Canadians seem to consistently ignore the effects that a strong military-industrial complex has had on the US (and UK, to a lesser extent), particularly on foreign policy. When major components of the TSX Composite need sales, they're going to start lobbying MPs to get them. It's not a coincidence that a lot of the defense industry is based in Northern Virginia.
As far as the sovereignty... I don't think you have to worry about that.
> If Canada wanted to, we could easily scale military spending by investing it in homegrown projects instead of spending it at the altar of the mililtary industrial complex.
We're about to find out if we want to. This is a major point in Carney's defence plan.

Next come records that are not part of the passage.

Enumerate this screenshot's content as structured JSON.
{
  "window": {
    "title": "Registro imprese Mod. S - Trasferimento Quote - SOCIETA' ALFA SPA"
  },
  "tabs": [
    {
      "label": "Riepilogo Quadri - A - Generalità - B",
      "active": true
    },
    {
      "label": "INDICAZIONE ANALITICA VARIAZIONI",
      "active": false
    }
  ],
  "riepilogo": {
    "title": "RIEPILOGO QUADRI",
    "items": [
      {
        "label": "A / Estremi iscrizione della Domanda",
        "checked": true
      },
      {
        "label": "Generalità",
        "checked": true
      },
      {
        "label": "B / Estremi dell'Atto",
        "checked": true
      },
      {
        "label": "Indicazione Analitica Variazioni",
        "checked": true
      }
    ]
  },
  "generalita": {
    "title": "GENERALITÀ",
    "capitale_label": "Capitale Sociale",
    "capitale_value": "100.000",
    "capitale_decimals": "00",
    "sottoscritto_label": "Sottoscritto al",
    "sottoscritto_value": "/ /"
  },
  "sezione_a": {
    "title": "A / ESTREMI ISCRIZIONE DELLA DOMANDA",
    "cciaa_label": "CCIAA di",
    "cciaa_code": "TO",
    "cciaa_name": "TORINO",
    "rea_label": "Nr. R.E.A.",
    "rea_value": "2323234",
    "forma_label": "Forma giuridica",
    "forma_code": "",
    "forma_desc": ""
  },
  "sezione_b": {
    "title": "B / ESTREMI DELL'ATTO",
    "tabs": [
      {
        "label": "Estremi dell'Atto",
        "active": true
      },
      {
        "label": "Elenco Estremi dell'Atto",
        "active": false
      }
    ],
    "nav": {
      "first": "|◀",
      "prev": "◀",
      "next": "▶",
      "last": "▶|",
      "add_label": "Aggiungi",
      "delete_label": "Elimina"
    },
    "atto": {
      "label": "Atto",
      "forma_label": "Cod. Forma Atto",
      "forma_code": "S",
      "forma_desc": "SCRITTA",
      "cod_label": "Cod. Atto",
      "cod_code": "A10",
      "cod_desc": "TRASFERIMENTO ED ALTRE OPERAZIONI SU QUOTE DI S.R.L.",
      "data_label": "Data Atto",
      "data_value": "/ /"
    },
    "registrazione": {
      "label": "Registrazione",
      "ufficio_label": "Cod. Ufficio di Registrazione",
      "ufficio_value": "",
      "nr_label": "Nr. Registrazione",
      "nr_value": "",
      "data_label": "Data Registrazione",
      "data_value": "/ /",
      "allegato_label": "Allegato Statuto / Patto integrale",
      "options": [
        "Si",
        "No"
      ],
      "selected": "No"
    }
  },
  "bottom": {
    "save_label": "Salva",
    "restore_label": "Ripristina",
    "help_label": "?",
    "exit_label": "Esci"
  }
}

It was a long range bomber interceptor and it made sense until ICBMs happened. Canadian territory is vast and mostly barren in a way that no other NATO country is, having specialized equipment to defend it can make a big difference.
It was an interceptor. Ideas for conversion to a bomber role were only ideas.
My bad, I meant it was an interceptor against bombers.
Diefenbaker canceled the arrow saying that interceptors were no longer needed (Canada subsequently bought interceptors from America, because they did in fact remain relevant.). At the same time he was digging out a massive bunker outside of Ottawa so that the Canadian government could survive the rest of Canada being vaporized. Some real Doctor Strangelove shit IMHO.
The so called "Deifenbunker" is now a museum open to the public. Pretty interesting, being in it feels like being in a ship.
We bought fighter jets with secondary role of interceptor. The Arrow was a dedicated interceptor which was pointless.
The RCAF used its CF-101B Voodoo jets only in NORAD interceptor roles and never in fighter scenarios, at which they were unsuitable.
Pointless? It made perfect sense back when the main vector of nuclear delivery was heavy long range bombers.
The reality is that as great of an interceptor as it was (and possibly the best dedicated interceptor jet ever made), by the time it was ready it was already obsolete. With the introduction of ICBMs, there was simply no need to have jets purpose built for shooting down TU-95's over the Arctic when the new threat was impossible to shoot down.